The chants were among many disturbing incidents at the embattled Sheepshead Bay school first exposed by The Post and now part of a lawsuit on behalf of campus manager Michael Beaudry and former Origins teacher Danielle Kaminsky.
Their lawyer, Jim Walden, says his clients haven’t been contacted for any investigation and that Banks is “talking the talk and not walking the walk.”
“The whole notion that the Origins allegations were investigated is ridiculous,” Walden told The Post following the House Committee on Education and the Workforce hearing.
Courtesy of Sidney Southerland
“Banks is not calling anyone to actually get a real understanding of what happened at Origins, or talk about these grandiose solutions that he professed,” he said.
Banks told Stefanik that the DOE has found “wide ranging, deeply troubling antisemitic things” at the school — but not Kaminsky’s claim that students chanted the hateful rhetoric during an Oct. 11 march, just four days after the Hamas attacks on Israel.

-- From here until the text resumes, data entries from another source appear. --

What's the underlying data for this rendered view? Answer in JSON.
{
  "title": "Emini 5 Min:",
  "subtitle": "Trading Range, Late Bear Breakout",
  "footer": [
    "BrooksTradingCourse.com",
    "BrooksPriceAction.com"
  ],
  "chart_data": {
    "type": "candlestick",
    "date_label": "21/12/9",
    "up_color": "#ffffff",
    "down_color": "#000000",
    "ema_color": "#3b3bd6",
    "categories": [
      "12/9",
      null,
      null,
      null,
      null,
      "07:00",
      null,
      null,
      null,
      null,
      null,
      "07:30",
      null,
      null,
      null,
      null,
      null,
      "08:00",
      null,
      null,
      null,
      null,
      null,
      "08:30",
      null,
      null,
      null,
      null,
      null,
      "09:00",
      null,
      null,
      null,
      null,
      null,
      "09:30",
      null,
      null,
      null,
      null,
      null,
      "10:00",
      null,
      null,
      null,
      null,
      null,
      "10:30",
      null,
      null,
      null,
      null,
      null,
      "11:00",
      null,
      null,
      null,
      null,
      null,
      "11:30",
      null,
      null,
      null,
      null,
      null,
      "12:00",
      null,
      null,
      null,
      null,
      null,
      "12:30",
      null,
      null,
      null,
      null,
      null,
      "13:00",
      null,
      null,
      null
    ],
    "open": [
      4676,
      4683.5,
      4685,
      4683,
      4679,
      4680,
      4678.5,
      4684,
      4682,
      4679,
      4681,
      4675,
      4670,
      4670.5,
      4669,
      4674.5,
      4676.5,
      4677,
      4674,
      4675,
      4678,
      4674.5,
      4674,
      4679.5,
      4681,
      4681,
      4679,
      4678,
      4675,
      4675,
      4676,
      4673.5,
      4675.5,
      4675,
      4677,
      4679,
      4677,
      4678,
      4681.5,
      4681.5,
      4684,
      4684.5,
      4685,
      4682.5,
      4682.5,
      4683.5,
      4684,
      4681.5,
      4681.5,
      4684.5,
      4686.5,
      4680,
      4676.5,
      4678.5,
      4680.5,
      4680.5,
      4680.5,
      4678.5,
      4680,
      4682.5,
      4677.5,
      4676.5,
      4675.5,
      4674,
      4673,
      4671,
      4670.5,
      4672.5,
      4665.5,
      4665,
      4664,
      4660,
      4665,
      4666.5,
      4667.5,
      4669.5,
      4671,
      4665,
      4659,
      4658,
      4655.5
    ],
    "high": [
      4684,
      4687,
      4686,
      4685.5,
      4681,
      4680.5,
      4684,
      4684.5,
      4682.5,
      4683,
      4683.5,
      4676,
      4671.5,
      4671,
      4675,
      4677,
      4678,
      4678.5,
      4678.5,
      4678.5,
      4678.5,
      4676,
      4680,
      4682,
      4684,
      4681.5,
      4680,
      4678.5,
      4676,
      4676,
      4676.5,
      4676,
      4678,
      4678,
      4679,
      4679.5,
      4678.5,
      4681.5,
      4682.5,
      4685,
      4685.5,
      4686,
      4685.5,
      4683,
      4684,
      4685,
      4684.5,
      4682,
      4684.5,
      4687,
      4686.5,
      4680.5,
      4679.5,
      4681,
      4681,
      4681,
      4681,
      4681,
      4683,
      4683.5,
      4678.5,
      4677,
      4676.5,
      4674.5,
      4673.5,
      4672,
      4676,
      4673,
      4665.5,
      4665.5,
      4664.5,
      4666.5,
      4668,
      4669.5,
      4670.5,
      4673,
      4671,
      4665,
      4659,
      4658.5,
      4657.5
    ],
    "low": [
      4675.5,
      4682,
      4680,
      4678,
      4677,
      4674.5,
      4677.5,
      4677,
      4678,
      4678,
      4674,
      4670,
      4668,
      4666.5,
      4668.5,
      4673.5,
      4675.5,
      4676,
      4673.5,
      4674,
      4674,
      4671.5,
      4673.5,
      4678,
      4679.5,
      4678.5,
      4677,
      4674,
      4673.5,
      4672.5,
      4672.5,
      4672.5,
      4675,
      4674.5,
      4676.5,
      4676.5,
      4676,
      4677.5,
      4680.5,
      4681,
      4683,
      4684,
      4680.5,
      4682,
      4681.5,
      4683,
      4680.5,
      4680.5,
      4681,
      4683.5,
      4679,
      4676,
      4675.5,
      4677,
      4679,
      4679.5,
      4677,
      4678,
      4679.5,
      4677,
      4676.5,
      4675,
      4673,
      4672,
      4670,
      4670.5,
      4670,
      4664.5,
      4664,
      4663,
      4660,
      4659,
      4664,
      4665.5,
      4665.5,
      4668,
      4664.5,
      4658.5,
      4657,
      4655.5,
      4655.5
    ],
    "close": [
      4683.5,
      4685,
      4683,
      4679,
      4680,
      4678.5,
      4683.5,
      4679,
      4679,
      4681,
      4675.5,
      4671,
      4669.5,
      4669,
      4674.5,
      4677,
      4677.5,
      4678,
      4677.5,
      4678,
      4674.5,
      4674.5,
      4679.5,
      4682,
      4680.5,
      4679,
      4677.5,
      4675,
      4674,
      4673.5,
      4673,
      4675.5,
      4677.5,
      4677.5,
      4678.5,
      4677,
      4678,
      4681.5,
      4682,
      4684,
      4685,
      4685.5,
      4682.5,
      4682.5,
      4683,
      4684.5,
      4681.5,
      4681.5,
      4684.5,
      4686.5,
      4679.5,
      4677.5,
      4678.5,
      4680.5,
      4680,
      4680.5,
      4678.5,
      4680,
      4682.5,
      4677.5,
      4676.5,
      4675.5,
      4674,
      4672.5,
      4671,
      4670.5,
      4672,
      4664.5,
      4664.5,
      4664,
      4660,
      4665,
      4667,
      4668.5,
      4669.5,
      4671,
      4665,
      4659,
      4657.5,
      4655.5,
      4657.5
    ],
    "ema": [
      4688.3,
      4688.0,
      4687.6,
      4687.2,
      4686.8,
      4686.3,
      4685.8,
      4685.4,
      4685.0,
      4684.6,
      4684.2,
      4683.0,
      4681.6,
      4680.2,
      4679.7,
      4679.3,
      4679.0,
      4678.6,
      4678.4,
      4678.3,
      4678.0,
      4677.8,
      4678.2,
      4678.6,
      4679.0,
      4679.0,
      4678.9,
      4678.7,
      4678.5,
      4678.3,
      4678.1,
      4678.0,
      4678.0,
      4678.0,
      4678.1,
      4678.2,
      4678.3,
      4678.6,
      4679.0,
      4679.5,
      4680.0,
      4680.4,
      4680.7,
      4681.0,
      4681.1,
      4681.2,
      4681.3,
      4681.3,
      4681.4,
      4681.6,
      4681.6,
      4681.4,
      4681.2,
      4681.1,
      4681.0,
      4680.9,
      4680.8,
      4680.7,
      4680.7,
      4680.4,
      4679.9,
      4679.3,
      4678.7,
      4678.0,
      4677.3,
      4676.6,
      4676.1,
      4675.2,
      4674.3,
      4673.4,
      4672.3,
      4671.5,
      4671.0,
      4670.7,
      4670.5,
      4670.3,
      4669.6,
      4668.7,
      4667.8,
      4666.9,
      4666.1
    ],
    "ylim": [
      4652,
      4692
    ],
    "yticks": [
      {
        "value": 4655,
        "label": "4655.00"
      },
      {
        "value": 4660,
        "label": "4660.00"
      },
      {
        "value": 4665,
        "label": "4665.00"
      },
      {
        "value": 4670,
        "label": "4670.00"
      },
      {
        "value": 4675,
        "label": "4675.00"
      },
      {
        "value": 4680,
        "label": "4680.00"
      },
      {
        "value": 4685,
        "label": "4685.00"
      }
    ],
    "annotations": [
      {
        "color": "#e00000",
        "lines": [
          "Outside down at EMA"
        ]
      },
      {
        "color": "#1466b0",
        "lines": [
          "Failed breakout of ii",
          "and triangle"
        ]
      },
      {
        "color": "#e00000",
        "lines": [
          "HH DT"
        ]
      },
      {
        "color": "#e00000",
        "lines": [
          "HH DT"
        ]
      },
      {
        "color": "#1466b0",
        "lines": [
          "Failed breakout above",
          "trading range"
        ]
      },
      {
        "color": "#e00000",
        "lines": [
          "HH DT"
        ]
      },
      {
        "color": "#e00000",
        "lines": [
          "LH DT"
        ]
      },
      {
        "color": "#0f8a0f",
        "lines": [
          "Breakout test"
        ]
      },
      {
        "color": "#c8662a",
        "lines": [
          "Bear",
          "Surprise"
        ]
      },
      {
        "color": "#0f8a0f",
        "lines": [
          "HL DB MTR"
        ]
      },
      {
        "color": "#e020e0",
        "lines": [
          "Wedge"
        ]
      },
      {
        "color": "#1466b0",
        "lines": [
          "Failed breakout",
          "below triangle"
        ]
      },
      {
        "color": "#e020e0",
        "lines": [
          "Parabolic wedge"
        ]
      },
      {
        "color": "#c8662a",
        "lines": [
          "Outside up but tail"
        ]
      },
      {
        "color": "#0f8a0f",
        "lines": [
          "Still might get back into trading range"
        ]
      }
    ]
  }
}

“She wasn’t hallucinating,” Walden said. “Why the DOE couldn’t find evidence to corroborate that is highly suspect.”
If asked, she could have provided the names of students who participated and who likely filmed the activity on their phones, Walden noted.
“It’s going to be pretty embarrassing for them when I serve discovery very soon.”
The April 3 suit recounts the chronic hostility Kaminsky and other Jews at the school experienced, including her being called a “dirty Jew” and given the Nazi salute, and an email to teachers that said, “All Jews need to be exterminated.”
The administration failed to address the complaints and retaliated against Kaminsky and Beaudry, according to the suit.
At the hearing on Wednesday, Banks said “a number of students” were suspended but that he couldn’t comment further because of the lawsuit.
“I had visited that school after these allegations have come up,” he said. “I’ve met with parents, families, staff, students. I’m deeply troubled by what has happened there and we’re going to get to the bottom of it.”
A DOE spokesperson referred questions from The Post back to Wednesday’s hearing.